The animal and plant kingdom.

Ultra violet rays are used for a multitude of purposes, many of which we haven't begun to understand. Plants photosynthesize and some animals appear to have the ability to see ultra violet rays and UV vision helps bees to collect pollen from flowers.

UV rays and sunburn

sunburnOverdoing the sunshine without good protection

However, one thing everyone is agreed on is that too much exposure to the sun has the ability to cause sunburn.

If the skin absorbs too much of the sun's energy from the light rays, it turns red, hot, may sting on contact and feel generally very uncomfortable.

Essentially, sunburnt skin alerts our blood to rush to the sunburnt area to cool the damaged skin, after which the damaged, dead skin will be able to peel away. However, this may have caused DNA damage that in turn, through time, leads to skin cancer.

Darker skinned people may not burn that easily, but are equally as susceptible as fairer skinned peoples' skin is to the damage caused by over exposure to the sun's rays. ie. You don't necessarily have to have had a sunburn to start the DNA damage process that ends up in skin cancer!

Ultra violet ray damage caused to eyes is initially a pain or temporary blindness and blurred vision. Over time, however, ultra violet ray damage will ultimately result in the growth of cataracts on the eyes.

Physical protection best from UV rays

Sun hatWear a sunhat for UV protection

The following physical protection is advocated as one of the best ways for sun protection

  • physical barriers such as wide rimmed hats
  • hats with flaps down the back of the neck
  • long sleeved shirts
  • trousers
  • long robes 

UV protective sunglasses also help to protect the eyes.

What many people don't think of is their hair. Just by wearing a hat, you protect your hair from UV damage.

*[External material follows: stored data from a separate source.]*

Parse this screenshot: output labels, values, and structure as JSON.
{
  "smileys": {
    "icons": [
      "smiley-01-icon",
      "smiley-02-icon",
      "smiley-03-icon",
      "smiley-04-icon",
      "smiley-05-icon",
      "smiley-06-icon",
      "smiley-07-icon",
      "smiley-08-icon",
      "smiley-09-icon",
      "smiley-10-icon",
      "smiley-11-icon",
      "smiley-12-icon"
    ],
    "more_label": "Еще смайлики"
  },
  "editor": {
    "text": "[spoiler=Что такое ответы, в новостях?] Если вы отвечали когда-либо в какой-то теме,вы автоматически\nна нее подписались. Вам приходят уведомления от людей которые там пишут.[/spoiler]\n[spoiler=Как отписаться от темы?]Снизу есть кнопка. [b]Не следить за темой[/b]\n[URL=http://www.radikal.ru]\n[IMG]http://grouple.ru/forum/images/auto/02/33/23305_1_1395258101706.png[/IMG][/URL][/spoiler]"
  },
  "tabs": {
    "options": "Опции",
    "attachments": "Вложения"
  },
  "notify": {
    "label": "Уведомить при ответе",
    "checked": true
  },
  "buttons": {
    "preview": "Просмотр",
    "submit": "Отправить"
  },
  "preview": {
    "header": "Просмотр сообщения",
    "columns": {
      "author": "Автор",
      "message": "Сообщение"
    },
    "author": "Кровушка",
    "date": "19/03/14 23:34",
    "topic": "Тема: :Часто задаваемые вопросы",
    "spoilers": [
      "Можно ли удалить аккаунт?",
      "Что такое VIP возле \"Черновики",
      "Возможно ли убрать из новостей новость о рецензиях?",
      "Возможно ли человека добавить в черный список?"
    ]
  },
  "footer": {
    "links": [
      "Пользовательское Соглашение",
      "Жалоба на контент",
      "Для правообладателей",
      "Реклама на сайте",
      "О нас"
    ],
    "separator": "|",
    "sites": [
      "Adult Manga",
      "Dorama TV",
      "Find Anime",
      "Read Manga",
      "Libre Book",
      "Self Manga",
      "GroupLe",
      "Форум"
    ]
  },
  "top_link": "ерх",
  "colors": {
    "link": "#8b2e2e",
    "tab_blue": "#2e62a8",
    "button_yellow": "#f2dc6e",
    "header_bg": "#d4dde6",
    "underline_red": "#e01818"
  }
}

Besides clothing, the next best option is a sunscreen with a physical block as the UV protection ingredient - either zinc oxide or titanium dioxide - as these provide protection from both UVA and UVB rays.

A good habit, especially if fair skinned, is to wear a sunscreen every day that you are going to be exposed to the sun.

If anticipating long exposure to the sun, cover up, use sunscreen and enjoy the sunshine for all it's positive benefits!